I had demo classes all day, and Strawberry class, for perhaps the last time, at 4:00 pm. I made some quick modifications on the Easter demo, and it went alright in the end.
One of the activities was a race carrying plastic easter eggs from one bin to another. The idea was it would be a parent- child activity, where the parents would help their child carry the eggs. When I called them up however the parents just stood behind the bins and watched their three year olds run back and forth on their tiny little legs getting more and more exhausted! Tatianna, who was sitting in on my demo today (a regular thing for new teachers to do) started cracking up as she watched me shuffles the bins closer and closer together, and sneak away eggs while the children weren’t looking!
For some reason Muffin had found it necessary to include a real hard boiled egg in each bin, which was soon a mash of shell and egg bits. They were removed by me to a new home in the garbage can.
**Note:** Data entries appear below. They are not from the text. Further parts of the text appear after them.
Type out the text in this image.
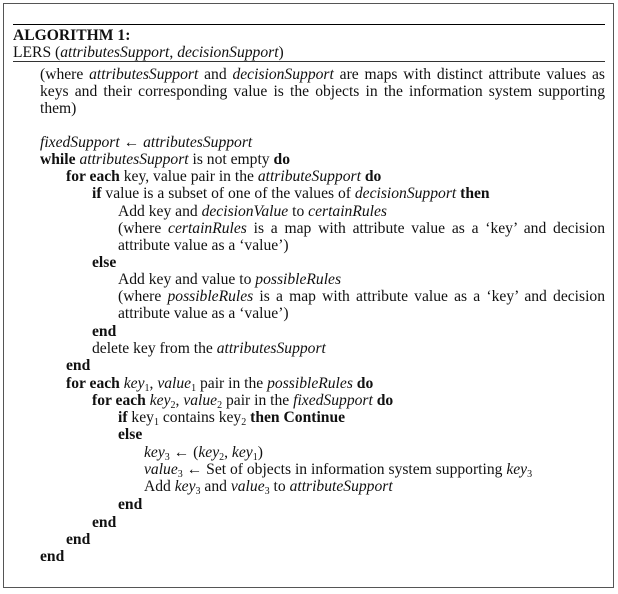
ALGORITHM 1:
LERS (attributesSupport, decisionSupport)
(where attributesSupport and decisionSupport are maps with distinct attribute values as keys and their corresponding value is the objects in the information system supporting them)
fixedSupport ← attributesSupport
while attributesSupport is not empty do
for each key, value pair in the attributeSupport do
if value is a subset of one of the values of decisionSupport then
Add key and decisionValue to certainRules
(where certainRules is a map with attribute value as a ‘key’ and decision attribute value as a ‘value’)
else
Add key and value to possibleRules
(where possibleRules is a map with attribute value as a ‘key’ and decision attribute value as a ‘value’)
end
delete key from the attributesSupport
end
for each key$_1$, value$_1$ pair in the possibleRules do
for each key$_2$, value$_2$ pair in the fixedSupport do
if key$_1$ contains key$_2$ then Continue
else
key$_3$ ← (key$_2$, key$_1$)
value$_3$ ← Set of objects in information system supporting key$_3$
Add key$_3$ and value$_3$ to attributeSupport
end
end
end
end
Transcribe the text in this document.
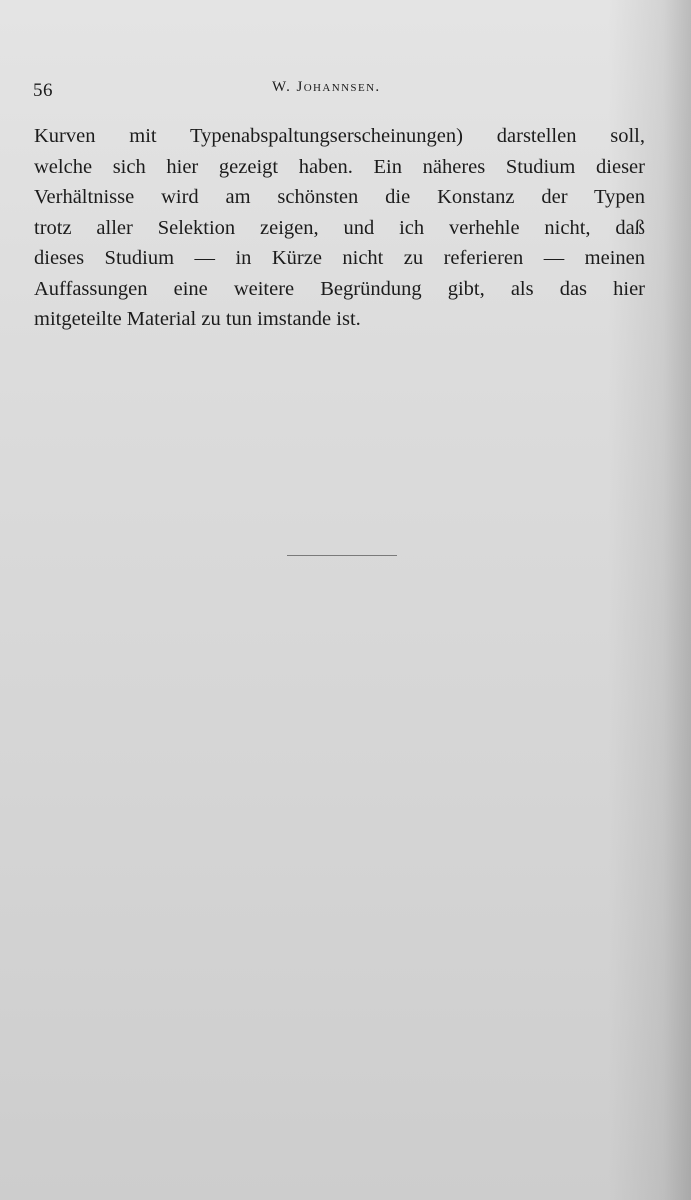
56	W. Johannsen.
Kurven mit Typenabspaltungserscheinungen) darstellen soll,
welche sich hier gezeigt haben. Ein näheres Studium dieser
Verhältnisse wird am schönsten die Konstanz der Typen
trotz aller Selektion zeigen, und ich verhehle nicht, daß
dieses Studium — in Kürze nicht zu referieren — meinen
Auffassungen eine weitere Begründung gibt, als das hier
mitgeteilte Material zu tun imstande ist.
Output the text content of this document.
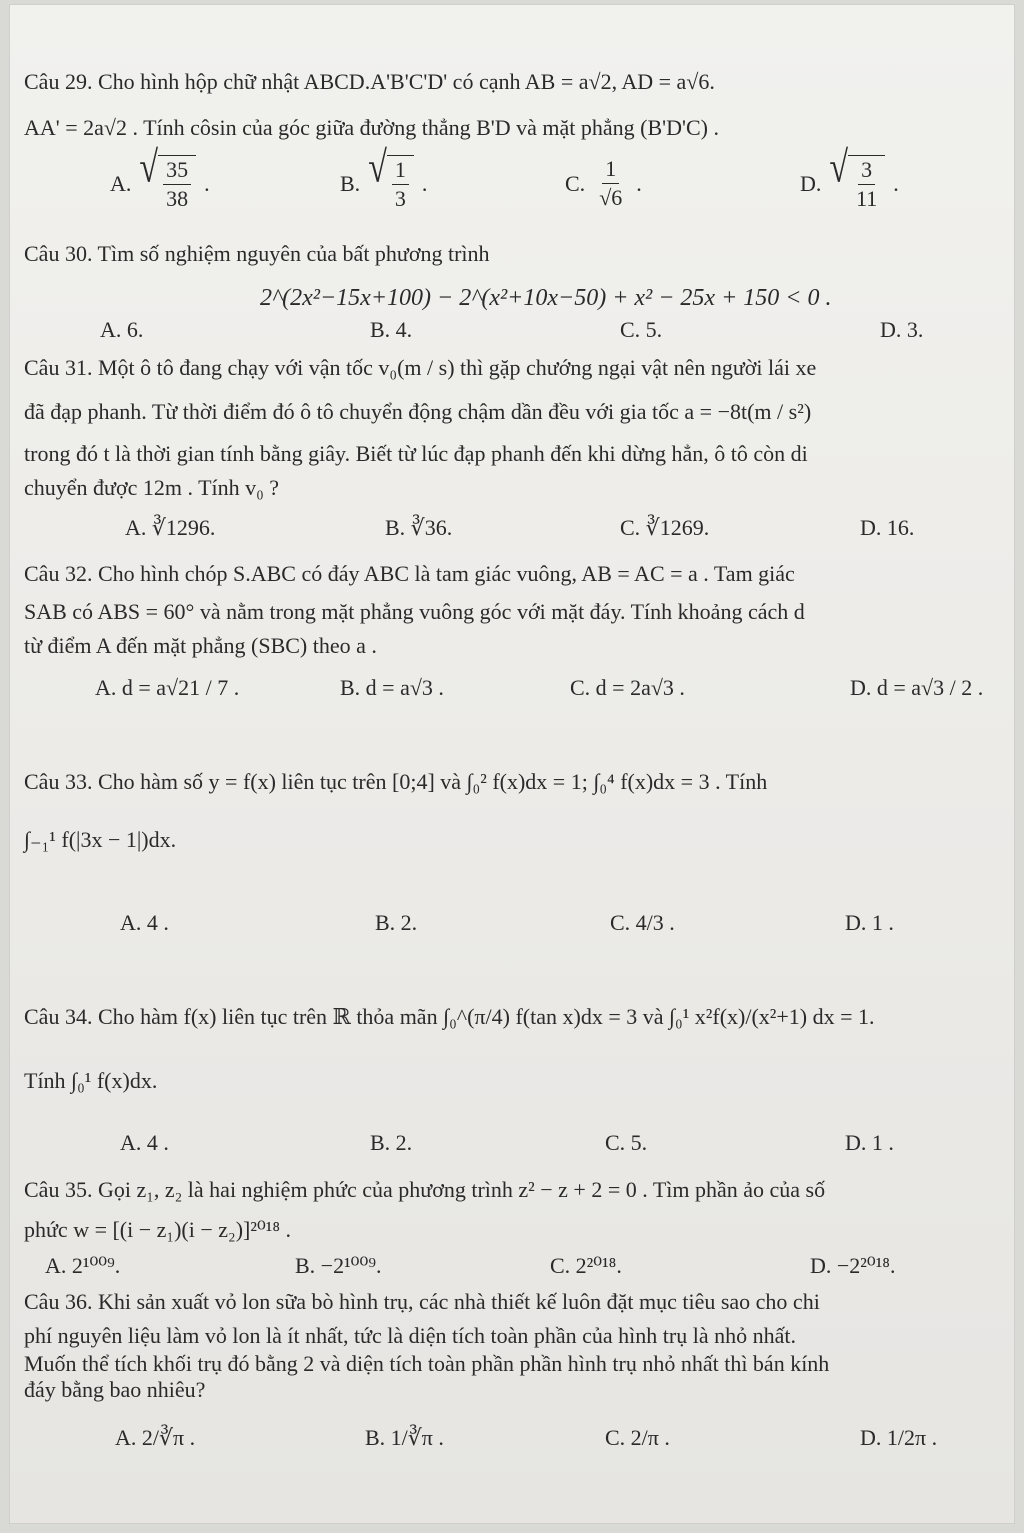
Câu 29. Cho hình hộp chữ nhật ABCD.A'B'C'D' có cạnh AB = a√2, AD = a√6.

AA' = 2a√2 . Tính côsin của góc giữa đường thẳng B'D và mặt phẳng (B'D'C) .

A. √ $\frac{35}{38}$ .	B. √ $\frac{1}{3}$ .	C. $\frac{1}{√6}$ .	D. √ $\frac{3}{11}$ .

Câu 30. Tìm số nghiệm nguyên của bất phương trình

2^(2x²−15x+100) − 2^(x²+10x−50) + x² − 25x + 150 < 0 .
A. 6.	B. 4.	C. 5.	D. 3.

Câu 31. Một ô tô đang chạy với vận tốc v₀(m / s) thì gặp chướng ngại vật nên người lái xe

đã đạp phanh. Từ thời điểm đó ô tô chuyển động chậm dần đều với gia tốc a = −8t(m / s²)

trong đó t là thời gian tính bằng giây. Biết từ lúc đạp phanh đến khi dừng hẳn, ô tô còn di

chuyển được 12m . Tính v₀ ?

A. ∛1296.	B. ∛36.	C. ∛1269.	D. 16.

Câu 32. Cho hình chóp S.ABC có đáy ABC là tam giác vuông, AB = AC = a . Tam giác

SAB có ABS = 60° và nằm trong mặt phẳng vuông góc với mặt đáy. Tính khoảng cách d

từ điểm A đến mặt phẳng (SBC) theo a .

A. d = a√21 / 7 .	B. d = a√3 .	C. d = 2a√3 .	D. d = a√3 / 2 .

Câu 33. Cho hàm số y = f(x) liên tục trên [0;4] và ∫₀² f(x)dx = 1; ∫₀⁴ f(x)dx = 3 . Tính

∫₋₁¹ f(|3x − 1|)dx.

A. 4 .	B. 2.	C. 4/3 .	D. 1 .

Câu 34. Cho hàm f(x) liên tục trên ℝ thỏa mãn ∫₀^(π/4) f(tan x)dx = 3 và ∫₀¹ x²f(x)/(x²+1) dx = 1.

Tính ∫₀¹ f(x)dx.

A. 4 .	B. 2.	C. 5.	D. 1 .

Câu 35. Gọi z₁, z₂ là hai nghiệm phức của phương trình z² − z + 2 = 0 . Tìm phần ảo của số

phức w = [(i − z₁)(i − z₂)]²⁰¹⁸ .

A. 2¹⁰⁰⁹.	B. −2¹⁰⁰⁹.	C. 2²⁰¹⁸.	D. −2²⁰¹⁸.

Câu 36. Khi sản xuất vỏ lon sữa bò hình trụ, các nhà thiết kế luôn đặt mục tiêu sao cho chi

phí nguyên liệu làm vỏ lon là ít nhất, tức là diện tích toàn phần của hình trụ là nhỏ nhất.

Muốn thể tích khối trụ đó bằng 2 và diện tích toàn phần phần hình trụ nhỏ nhất thì bán kính

đáy bằng bao nhiêu?

A. 2/∛π .	B. 1/∛π .	C. 2/π .	D. 1/2π .
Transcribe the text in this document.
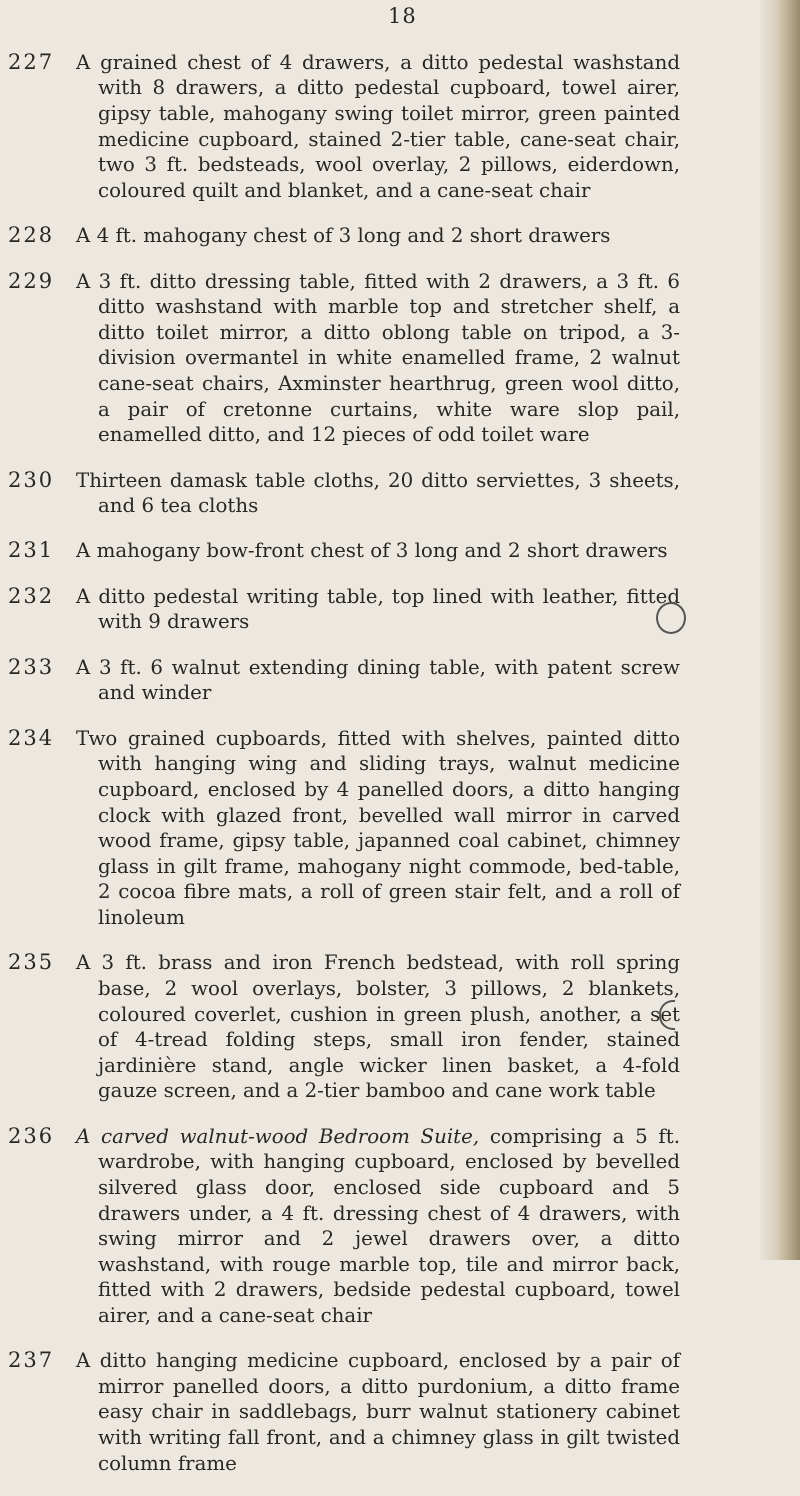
18
227	A grained chest of 4 drawers, a ditto pedestal washstand with 8 drawers, a ditto pedestal cupboard, towel airer, gipsy table, mahogany swing toilet mirror, green painted medicine cupboard, stained 2-tier table, cane-seat chair, two 3 ft. bedsteads, wool overlay, 2 pillows, eiderdown, coloured quilt and blanket, and a cane-seat chair

228	A 4 ft. mahogany chest of 3 long and 2 short drawers

229	A 3 ft. ditto dressing table, fitted with 2 drawers, a 3 ft. 6 ditto washstand with marble top and stretcher shelf, a ditto toilet mirror, a ditto oblong table on tripod, a 3-division overmantel in white enamelled frame, 2 walnut cane-seat chairs, Axminster hearthrug, green wool ditto, a pair of cretonne curtains, white ware slop pail, enamelled ditto, and 12 pieces of odd toilet ware

230	Thirteen damask table cloths, 20 ditto serviettes, 3 sheets, and 6 tea cloths

231	A mahogany bow-front chest of 3 long and 2 short drawers

232	A ditto pedestal writing table, top lined with leather, fitted with 9 drawers

233	A 3 ft. 6 walnut extending dining table, with patent screw and winder

234	Two grained cupboards, fitted with shelves, painted ditto with hanging wing and sliding trays, walnut medicine cupboard, enclosed by 4 panelled doors, a ditto hanging clock with glazed front, bevelled wall mirror in carved wood frame, gipsy table, japanned coal cabinet, chimney glass in gilt frame, mahogany night commode, bed-table, 2 cocoa fibre mats, a roll of green stair felt, and a roll of linoleum

235	A 3 ft. brass and iron French bedstead, with roll spring base, 2 wool overlays, bolster, 3 pillows, 2 blankets, coloured coverlet, cushion in green plush, another, a set of 4-tread folding steps, small iron fender, stained jardinière stand, angle wicker linen basket, a 4-fold gauze screen, and a 2-tier bamboo and cane work table

236	A carved walnut-wood Bedroom Suite, comprising a 5 ft. wardrobe, with hanging cupboard, enclosed by bevelled silvered glass door, enclosed side cupboard and 5 drawers under, a 4 ft. dressing chest of 4 drawers, with swing mirror and 2 jewel drawers over, a ditto washstand, with rouge marble top, tile and mirror back, fitted with 2 drawers, bedside pedestal cupboard, towel airer, and a cane-seat chair

237	A ditto hanging medicine cupboard, enclosed by a pair of mirror panelled doors, a ditto purdonium, a ditto frame easy chair in saddlebags, burr walnut stationery cabinet with writing fall front, and a chimney glass in gilt twisted column frame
At least I had only 8 kids, pretty much the ideal number for a demo, especially of the young ones that need more attention. Well, I started out with only 8 kids… as the race went on late comers kept entering the room, and by the time I was done my total head count had grown to a massive 14 3-4 year olds! I had been told to expect a small demo and was in no way prepared for the numbers.
My following demos were much smoother.
I tutored that night after work. Sam wasn’t thrilled that we were doing a geography lesson, but I think he found it much more interesting then he’d originally expected. Lisa and Rose walked me to the bus stop as usual. I really enjoy their company after teaching as we walk and chat. I think they have fun with the opportunity to practice their own rusty oral English. Both are teachers, and both have fantastic written English. When they were going to school however there were no oral English classes, so spoken is a different story. Often we’d see the bus coming before we got to the bus stop and I’d be waving over my shoulder as I sprinted away from them, them calling goodbye and telling me to hurry.
Today Lisa had given me a little tin of candy from a wedding they’d attended, and that had gotten me onto the topic of weddings. I told her that Nate and I would be getting married when we returned to Canada, and talked about my idea of getting a Chinese wedding dress made. Lisa congratulated me, but seemed a little disappointed. I think she was hoping I would stay after my contract ended. “The kids really like you,” she told me, “I really like you too. I think you are like Chinese girl!”
I smiled at the compliment, “Except I don’t speak Chinese!” I laughed.
“Yes but you have gotten much better. You are like Chinese girl in personality.”